Retroviral infection
Retroviral expression vectors are plasmid-based shuttle vectors that contain deleted versions of the viral genome. The recombinant viral shuttle vector needs to be stably-transfected into a special cell line that constituitively expresses the viral reverse transcriptase and capsid proteins. Several improvements in the use of retroviral vectors have made them commercially available, however, NIH Biosafety precautions for viruses must be used in the laboratory.


Retroviral expression vectors provide an efficient gene transfer method for expressing cloned genes in appropriate host cells. Non-replicating recombinant retroviral stocks can be made by stably transfecting a retrovirus packaging cell line with recombinant retroviral vector using liposome-mediated transfection. Retroviral expression systems can be used for both transient and stable transfection strategies.

Transient Transfection Assays

For many types of gene expression assays, it is possible to transfect cell lines with an appropriate reporter gene, and then collect the data 24-48 hours later. Relative to the generation time of most cell lines (~16-24 hours), this represents a relatively short time period between DNA transfection and cell harvesting, and hence the term "transient" transfection.


Transient transfection protocols need to be optimized for each cell type being analyzed due to inherent differences in DNA uptake efficiencies. In the example shown below, the electroporation conditions of 250V and 1180 mF would be chosen as optimal for efficient transient transfection of this cell type.

Stable DNA Transfection

Stable DNA transfection of cell lines is basically done the same way that transient transfections are, with the exception that stable integration of the transfected DNA needs to be positively selected for by including a marker gene on the expression vector. Most often the marker gene encodes an enzyme that inhibits the function of a toxic compound. A description of the most commonly used dominant selectable marker genes for stable transfection of eukaryotic cell lines is given below.

Regulated Expression Systems

An important molecular genetic strategy for studying the cellular function of cloned genes, is to use an expression vector that contains a transcriptionally-regulated promoter. One of such regulated expression system was developed by Manfred Gossen and Hermann Bujard. Their strategy uses the tetracycline-resistance operon of the E. coli Tn10 transposon to control the expression of genes that have been cloned downstream of a promoter containing tetracycline receptor (TetR) binding sites.



The "Tet-off" system is repressed in the presence of the tetracycline analogue doxycycline. The VP16 transcriptional activation domain (VP) is derived from the herpes simplex virus VP16 protein.

In the "Tet-on" system, the DNA binding domain of the Tet-on regulator (rTetR) contains mutations that convert it from a repressor that only binds DNA in the absence of ligand, to a ligand-dependent DNA binding protein.
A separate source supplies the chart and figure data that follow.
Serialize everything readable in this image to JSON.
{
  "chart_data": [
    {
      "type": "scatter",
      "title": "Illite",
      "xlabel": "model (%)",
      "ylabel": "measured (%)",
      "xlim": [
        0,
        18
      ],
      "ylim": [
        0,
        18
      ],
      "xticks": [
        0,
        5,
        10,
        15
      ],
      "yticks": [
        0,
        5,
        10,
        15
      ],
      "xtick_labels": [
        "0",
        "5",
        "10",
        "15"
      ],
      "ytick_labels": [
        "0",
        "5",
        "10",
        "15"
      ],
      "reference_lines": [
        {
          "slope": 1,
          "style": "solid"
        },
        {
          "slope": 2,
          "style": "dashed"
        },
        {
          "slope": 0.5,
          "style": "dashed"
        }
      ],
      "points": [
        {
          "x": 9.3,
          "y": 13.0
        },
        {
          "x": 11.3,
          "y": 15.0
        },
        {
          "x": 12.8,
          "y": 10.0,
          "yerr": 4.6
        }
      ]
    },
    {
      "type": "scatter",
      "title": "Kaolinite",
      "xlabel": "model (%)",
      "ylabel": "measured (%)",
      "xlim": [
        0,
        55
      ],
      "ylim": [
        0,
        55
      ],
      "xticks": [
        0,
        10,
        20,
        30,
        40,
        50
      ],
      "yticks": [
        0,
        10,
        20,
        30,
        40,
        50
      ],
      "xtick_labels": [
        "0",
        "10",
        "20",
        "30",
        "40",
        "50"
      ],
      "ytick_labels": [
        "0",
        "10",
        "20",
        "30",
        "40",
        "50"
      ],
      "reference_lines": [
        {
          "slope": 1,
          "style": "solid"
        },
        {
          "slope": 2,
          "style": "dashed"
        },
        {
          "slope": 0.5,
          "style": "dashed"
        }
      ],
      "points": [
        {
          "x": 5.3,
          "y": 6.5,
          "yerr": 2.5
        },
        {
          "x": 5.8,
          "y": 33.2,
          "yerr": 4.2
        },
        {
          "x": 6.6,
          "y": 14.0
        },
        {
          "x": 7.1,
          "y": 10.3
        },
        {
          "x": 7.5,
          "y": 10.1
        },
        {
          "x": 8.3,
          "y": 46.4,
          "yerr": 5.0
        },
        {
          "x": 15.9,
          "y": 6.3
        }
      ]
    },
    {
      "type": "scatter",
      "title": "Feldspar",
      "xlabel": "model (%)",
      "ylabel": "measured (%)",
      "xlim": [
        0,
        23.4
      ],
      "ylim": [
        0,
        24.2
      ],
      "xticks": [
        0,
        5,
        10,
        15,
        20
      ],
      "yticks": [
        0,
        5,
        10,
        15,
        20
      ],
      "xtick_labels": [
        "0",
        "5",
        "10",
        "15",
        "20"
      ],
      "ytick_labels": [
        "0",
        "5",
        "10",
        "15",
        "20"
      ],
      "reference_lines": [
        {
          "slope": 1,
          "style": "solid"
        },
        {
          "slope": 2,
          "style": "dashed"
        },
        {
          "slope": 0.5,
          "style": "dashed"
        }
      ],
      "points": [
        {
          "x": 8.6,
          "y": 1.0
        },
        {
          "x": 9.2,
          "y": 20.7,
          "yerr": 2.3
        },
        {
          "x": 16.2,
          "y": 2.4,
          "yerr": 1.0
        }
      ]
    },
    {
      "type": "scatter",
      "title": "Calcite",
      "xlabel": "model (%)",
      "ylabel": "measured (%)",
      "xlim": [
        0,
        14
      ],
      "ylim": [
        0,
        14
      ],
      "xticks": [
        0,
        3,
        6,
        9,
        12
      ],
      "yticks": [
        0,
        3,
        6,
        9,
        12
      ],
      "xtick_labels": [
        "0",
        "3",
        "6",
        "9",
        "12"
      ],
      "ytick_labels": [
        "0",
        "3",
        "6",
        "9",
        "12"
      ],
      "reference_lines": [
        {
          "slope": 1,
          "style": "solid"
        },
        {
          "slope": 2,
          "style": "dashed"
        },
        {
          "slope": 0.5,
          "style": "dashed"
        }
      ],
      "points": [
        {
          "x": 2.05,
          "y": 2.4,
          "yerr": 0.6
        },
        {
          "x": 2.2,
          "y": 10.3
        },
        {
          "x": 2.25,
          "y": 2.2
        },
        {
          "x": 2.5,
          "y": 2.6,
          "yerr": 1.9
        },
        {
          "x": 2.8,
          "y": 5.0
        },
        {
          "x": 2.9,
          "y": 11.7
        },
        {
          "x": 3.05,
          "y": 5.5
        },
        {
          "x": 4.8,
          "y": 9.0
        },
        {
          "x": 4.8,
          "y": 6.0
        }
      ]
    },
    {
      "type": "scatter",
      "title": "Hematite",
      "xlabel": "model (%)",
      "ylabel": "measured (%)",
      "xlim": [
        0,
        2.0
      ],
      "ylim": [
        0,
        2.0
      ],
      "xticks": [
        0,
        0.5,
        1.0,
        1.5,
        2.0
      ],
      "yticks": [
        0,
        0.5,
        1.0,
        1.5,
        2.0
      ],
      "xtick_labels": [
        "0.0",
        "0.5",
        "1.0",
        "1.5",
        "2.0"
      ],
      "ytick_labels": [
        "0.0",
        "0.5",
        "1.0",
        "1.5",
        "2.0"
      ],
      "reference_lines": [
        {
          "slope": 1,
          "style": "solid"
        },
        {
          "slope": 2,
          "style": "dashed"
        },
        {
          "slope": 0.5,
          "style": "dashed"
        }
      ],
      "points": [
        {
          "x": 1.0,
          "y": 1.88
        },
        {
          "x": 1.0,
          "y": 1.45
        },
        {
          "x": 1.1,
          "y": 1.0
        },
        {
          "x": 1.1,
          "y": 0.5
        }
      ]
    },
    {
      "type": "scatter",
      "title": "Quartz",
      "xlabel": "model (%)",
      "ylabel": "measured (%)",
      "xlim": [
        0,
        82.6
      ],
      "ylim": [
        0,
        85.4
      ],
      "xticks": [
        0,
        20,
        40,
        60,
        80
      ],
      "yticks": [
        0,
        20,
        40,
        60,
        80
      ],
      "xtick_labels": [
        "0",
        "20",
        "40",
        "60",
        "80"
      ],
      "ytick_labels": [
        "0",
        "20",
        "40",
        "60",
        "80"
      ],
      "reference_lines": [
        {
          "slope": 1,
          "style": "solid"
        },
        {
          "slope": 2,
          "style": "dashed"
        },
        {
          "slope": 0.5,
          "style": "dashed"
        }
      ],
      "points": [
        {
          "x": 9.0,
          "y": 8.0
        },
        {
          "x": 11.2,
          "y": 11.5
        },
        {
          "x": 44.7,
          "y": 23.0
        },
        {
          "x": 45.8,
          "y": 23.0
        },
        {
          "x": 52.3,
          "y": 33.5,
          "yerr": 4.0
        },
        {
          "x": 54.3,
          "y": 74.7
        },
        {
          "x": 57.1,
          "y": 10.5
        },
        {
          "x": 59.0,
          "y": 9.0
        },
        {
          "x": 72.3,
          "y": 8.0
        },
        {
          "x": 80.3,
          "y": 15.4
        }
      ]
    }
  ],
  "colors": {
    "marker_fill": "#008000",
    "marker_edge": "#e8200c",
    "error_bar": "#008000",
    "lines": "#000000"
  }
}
The use of RNAi for gene silencing requires the production of double strand RNA molecules of ~500 bp in length. It has been found that some regions of the target transcript work better as RNAi molecules than others. How is this dsRNA prepared and what might account for the variability in efficacy across a region of mRNA?



What are the advantages and disadvantages of using transient transfection versus stable transfection strategies to study gene function?



How are most immortalized cell lines established and what characteristic phenoytpe of these biological reagents limits their usefulness for cell-specific studies?



What two steps are required to generate a useful Tet-regulated stable cell line? What parameter of tetracycline regulation in any given stable cell line is the most desireable? How is this optimized?